# info about copper sulphate



## funnykidz (Jun 15, 2011)

hi,
I would like to ask the info about the copper sulfate that used to kill the root in the sewer line..May I know the interval point that I need to instal the copper sulfate as the root extends a long way through a line?
thanks..


----------



## bobt (Jun 15, 2011)

Welcome to Arboristsite.

Copper Sulfate is a salt that is used to prevent roots from growing into sewer lines. Most people use a product that is granular in form, and is flushed down the toilet. Don't quote me, but I believe the product is called "Root-EX". 

Your question about intervals is somewhat vague. If you mean how often,,,,,I will guess twice a year.

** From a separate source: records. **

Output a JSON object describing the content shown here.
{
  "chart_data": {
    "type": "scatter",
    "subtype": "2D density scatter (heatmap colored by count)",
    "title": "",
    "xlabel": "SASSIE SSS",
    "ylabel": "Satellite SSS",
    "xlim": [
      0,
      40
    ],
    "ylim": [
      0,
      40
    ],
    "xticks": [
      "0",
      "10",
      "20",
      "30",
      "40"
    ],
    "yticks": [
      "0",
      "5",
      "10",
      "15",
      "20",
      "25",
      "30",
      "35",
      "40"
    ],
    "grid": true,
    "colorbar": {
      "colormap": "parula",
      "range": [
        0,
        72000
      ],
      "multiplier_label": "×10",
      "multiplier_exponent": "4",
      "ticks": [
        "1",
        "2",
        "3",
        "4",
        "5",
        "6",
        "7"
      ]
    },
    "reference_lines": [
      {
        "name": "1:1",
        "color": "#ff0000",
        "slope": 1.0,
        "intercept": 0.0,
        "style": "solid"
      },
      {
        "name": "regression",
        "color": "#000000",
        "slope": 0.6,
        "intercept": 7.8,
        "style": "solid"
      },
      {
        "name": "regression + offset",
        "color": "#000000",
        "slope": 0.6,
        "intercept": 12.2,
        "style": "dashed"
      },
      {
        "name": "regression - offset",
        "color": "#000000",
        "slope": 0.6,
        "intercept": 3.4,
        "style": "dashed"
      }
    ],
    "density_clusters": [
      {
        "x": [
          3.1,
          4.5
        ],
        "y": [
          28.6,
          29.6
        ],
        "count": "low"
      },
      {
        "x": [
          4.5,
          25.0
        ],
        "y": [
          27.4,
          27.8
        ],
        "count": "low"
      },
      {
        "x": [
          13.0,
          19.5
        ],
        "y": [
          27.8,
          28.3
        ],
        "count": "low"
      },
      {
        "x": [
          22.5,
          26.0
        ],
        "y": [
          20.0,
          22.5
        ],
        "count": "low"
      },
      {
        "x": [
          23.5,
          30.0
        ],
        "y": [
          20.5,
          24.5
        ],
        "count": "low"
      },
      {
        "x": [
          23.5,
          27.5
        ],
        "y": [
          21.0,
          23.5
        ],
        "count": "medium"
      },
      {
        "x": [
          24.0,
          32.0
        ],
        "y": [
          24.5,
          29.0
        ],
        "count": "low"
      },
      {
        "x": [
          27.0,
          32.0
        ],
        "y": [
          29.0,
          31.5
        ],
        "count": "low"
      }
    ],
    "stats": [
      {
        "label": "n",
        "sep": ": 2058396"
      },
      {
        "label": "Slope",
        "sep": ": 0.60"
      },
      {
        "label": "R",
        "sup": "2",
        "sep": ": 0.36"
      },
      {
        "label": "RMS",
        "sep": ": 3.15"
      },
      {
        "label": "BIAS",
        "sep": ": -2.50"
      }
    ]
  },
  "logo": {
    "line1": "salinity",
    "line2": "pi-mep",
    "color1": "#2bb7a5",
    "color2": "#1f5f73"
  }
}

I am no expert though. Buy the product that contains copper sulphate, and follow the directions on the container. It works well as far as I am concerned.

Bob


----------



## funnykidz (Jun 15, 2011)

Thanks for reply my ques..about the interval,i mean the distance for me to put the copper sulfate into the soil as the roots extend in a very long distance in sewer line..
as tree roots hate copper sulfate and wont go near to it,then what is the area or distance do copper sulfate will avoid the tree roots grow into this coverage area/distance? 
i do heard that product before..but what if for my case,the sewer line is not connected with the toilet?


----------